Just about every Alaskan is served by a microgrid.
“At last count I saw something like 3,500 megawatts of installed capacity. Most of those systems are what I would call remote power systems where there is no grid and that’s what’s unusual about Alaska”.
Microgrids loom large over the future of an electric grid that will be integrating increasing amounts of renewable energy, providing ever greater levels of resilience, Asmus said. “I see microgrids becoming a bigger and bigger thing as climate change impacts accelerate and the power outage rate keeps going up. People are so dependent on electricity; they’re going to want some form of a microgrid resiliency.”
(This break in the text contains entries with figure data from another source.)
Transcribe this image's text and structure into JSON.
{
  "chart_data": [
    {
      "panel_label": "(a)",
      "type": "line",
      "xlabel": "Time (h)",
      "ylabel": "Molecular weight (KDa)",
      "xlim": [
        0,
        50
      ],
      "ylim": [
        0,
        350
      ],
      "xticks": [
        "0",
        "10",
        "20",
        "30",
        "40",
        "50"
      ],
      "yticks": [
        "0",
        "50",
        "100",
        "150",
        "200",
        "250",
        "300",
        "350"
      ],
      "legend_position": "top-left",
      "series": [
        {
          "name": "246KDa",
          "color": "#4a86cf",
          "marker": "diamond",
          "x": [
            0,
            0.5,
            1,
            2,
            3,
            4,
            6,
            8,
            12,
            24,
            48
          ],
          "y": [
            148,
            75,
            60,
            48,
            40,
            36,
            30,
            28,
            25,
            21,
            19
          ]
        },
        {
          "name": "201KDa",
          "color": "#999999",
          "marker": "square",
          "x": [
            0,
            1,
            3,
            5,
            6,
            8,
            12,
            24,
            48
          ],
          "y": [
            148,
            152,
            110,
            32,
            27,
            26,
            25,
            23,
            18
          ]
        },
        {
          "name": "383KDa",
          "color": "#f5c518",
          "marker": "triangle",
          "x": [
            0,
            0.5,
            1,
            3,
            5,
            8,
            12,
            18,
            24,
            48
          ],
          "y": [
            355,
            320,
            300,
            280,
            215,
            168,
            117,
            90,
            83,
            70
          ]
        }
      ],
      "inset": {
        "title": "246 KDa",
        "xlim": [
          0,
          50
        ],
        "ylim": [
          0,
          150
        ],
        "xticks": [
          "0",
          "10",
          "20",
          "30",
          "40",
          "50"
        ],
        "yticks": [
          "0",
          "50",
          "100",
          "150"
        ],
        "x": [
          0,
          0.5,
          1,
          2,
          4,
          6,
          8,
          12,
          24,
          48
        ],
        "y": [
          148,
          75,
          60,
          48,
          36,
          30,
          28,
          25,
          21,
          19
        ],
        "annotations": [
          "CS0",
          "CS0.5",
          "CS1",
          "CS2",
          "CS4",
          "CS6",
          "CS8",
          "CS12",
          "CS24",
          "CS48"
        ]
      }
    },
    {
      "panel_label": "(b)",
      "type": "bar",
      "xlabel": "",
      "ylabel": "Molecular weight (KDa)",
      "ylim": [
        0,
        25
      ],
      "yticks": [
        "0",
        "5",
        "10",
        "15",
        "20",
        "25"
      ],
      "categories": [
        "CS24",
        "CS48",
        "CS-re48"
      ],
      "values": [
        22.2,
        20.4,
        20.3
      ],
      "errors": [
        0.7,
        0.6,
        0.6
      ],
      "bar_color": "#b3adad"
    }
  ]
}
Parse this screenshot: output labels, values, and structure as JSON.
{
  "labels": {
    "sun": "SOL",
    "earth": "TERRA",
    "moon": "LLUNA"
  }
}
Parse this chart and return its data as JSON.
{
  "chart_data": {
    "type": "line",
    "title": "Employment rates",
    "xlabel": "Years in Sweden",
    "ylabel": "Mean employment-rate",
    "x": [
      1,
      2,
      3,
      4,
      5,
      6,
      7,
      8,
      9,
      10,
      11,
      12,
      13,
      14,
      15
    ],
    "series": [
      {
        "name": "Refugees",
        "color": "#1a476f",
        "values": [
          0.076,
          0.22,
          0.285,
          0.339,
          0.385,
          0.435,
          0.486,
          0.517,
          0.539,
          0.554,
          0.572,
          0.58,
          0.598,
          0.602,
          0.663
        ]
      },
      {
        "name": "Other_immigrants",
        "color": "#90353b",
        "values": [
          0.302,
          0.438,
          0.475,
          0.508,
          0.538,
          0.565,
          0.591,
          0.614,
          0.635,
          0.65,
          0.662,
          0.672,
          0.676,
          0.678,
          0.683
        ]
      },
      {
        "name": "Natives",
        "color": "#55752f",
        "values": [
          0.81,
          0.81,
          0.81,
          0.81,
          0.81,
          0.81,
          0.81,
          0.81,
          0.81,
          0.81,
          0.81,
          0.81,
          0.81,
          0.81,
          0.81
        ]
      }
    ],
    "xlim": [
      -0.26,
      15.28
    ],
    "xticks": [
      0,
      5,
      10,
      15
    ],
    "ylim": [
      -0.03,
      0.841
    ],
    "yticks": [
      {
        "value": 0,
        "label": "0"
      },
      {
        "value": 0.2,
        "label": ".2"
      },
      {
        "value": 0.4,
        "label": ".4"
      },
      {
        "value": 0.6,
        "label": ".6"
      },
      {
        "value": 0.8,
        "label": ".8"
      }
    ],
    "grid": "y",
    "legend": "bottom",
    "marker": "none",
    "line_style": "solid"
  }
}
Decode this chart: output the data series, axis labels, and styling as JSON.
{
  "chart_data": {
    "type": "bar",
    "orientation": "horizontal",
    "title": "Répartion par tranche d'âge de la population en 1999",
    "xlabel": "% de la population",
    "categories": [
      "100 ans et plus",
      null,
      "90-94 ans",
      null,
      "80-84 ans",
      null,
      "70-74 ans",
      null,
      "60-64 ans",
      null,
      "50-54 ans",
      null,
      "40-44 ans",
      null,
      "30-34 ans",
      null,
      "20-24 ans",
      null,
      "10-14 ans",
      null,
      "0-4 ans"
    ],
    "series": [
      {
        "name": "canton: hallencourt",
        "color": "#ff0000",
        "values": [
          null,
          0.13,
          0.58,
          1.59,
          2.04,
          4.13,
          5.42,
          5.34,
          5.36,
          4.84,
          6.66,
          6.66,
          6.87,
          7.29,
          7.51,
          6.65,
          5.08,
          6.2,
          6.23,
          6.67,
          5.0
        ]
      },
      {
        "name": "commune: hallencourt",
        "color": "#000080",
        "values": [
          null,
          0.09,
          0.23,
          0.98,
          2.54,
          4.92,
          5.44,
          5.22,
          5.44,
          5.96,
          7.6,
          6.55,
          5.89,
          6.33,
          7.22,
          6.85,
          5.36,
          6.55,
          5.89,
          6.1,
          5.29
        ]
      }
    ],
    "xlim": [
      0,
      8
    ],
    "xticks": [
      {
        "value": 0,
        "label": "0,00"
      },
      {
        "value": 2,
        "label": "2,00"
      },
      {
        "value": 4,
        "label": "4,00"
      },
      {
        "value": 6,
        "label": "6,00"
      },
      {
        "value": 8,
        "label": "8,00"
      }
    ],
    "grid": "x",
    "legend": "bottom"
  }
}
Peter Asmus is a leading global authority on microgrid markets and other emerging trends in sustainable and resilient energy systems. Author of four books, he has been writing about and analyzing emerging trends in energy policy, technology and applications since 1986. Most recently, he was Research Director with Guidehouse Insights where he started up the world’s first global data set on microgrids and developed a forecast methodology to estimate future growth. Additionally, he was editor of the Clean Power Journal, assistant editor of California Policy Choices, and has written for several energy trade publications, including Windpower Monthly and Electric Utility Week.
Asmus holds a bachelor’s degree in journalism from the University of Wisconsin.